The Royal Astronomical Society’s recent meeting was laden with interesting papers, enough so that, with the added distraction of Gliese 581 c, I find myself still clearing out the backlog of newsworthy items. Otherwise, Centauri Dreams would have examined Ruth Bamford’s work on radiation shielding much earlier. Bamford (Rutherford Appleton Laboratory) and team are working on a magnetic shield that would protect against dangerous cosmic rays and radiation. The work is significant because the radiation threat is real, and our current methods of dealing with it are inadequate for long-range space missions.

Consider the International Space Station, where a chamber built for the purpose of radiation protection is available. The method works for the intermittent periods when solar radiation is intense (as from major flares), but such a chamber adds substantially to the mass of a spacecraft, becoming impractical on missions beyond Earth orbit. The new plan is to create an artificial magnetosphere using superconductors and magnetic confinement techniques, a deflector shield that could be deployed not only on space vehicles but around bases on the Moon or beyond.

A deployed radiation shield

Image: An artificial magnetosphere could be generated around manned space craft en route to the Moon or Mars to protect the occupants from the potentially lethal radiation in space from the Sun. A superconducting ring on board such a space craft could produce a magnetic field, or mini-magnetosphere, similar to the Earth’s, which would create a Star Trek like ‘deflector or plasma shield.’ Credit: Ruth Bamford/Rutherford Appleton Laboratory.

Start thinking about the outer planets and radiation shielding becomes critical. Nor is it just a concern for the long journey there and back. We’d like to know a lot more about the major Jovian moons, for example, especially Europa because of its probable ocean beneath the ice.
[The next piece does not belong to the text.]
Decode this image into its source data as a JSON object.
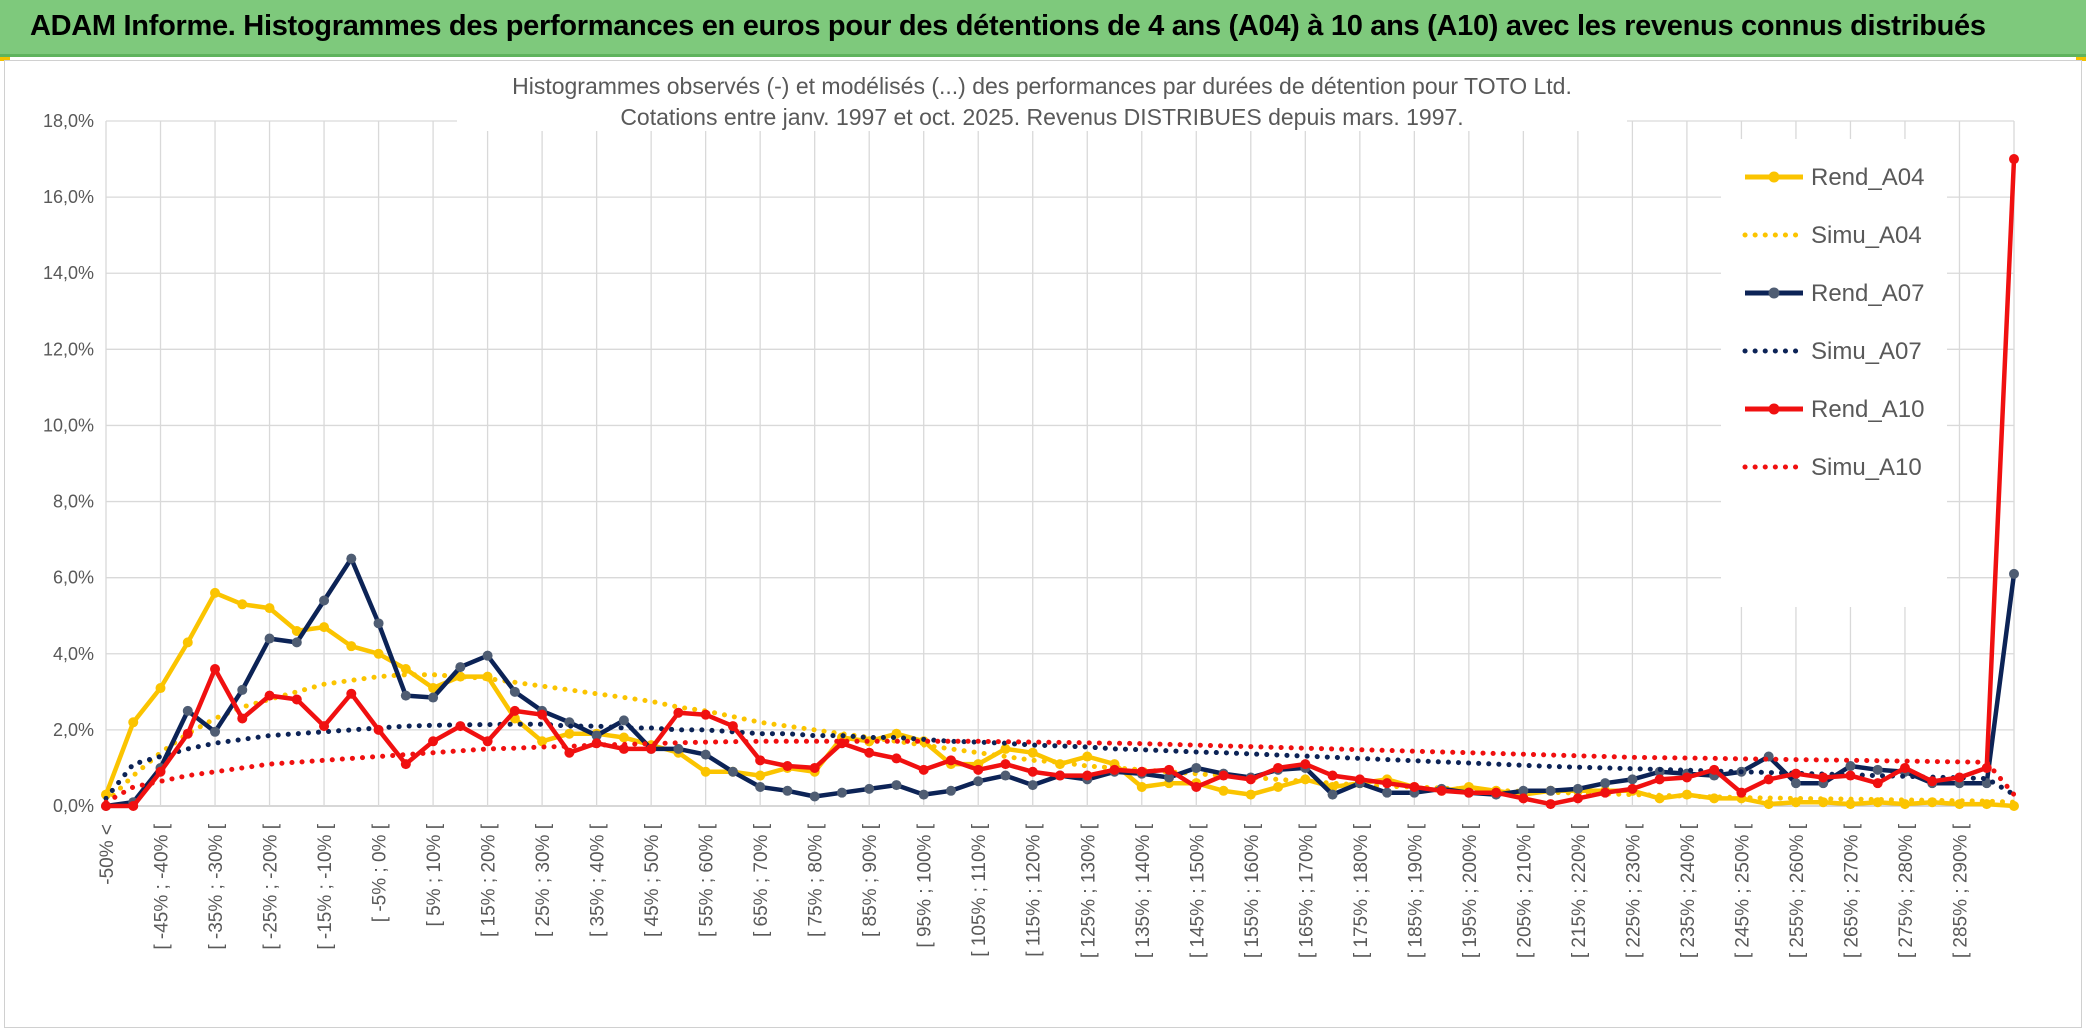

Callisto, too, shows some signs of possessing an ocean. But if a human presence is to be established anywhere near these worlds, it will have to reckon with Jupiter’s radiation belts. How radiation shielding plays out will have much to say about the kinds of missions we can mount near Jupiter.

Finally, we can speculate on how some of these technologies may eventually come together. We’ve talked about magnetic sail concepts in which a spacecraft generates a magnetic ‘bubble’ in order to ride the solar wind to the outer planets. More advanced designs might one day use beamed energy to reach speeds that could make an interstellar crossing possible within a human lifetime. Our prowess with artificial magnetospheres may have much to teach us not only about shielding but propulsion, which is why this work has implications not only within our own Solar System but for the longer missions that will follow.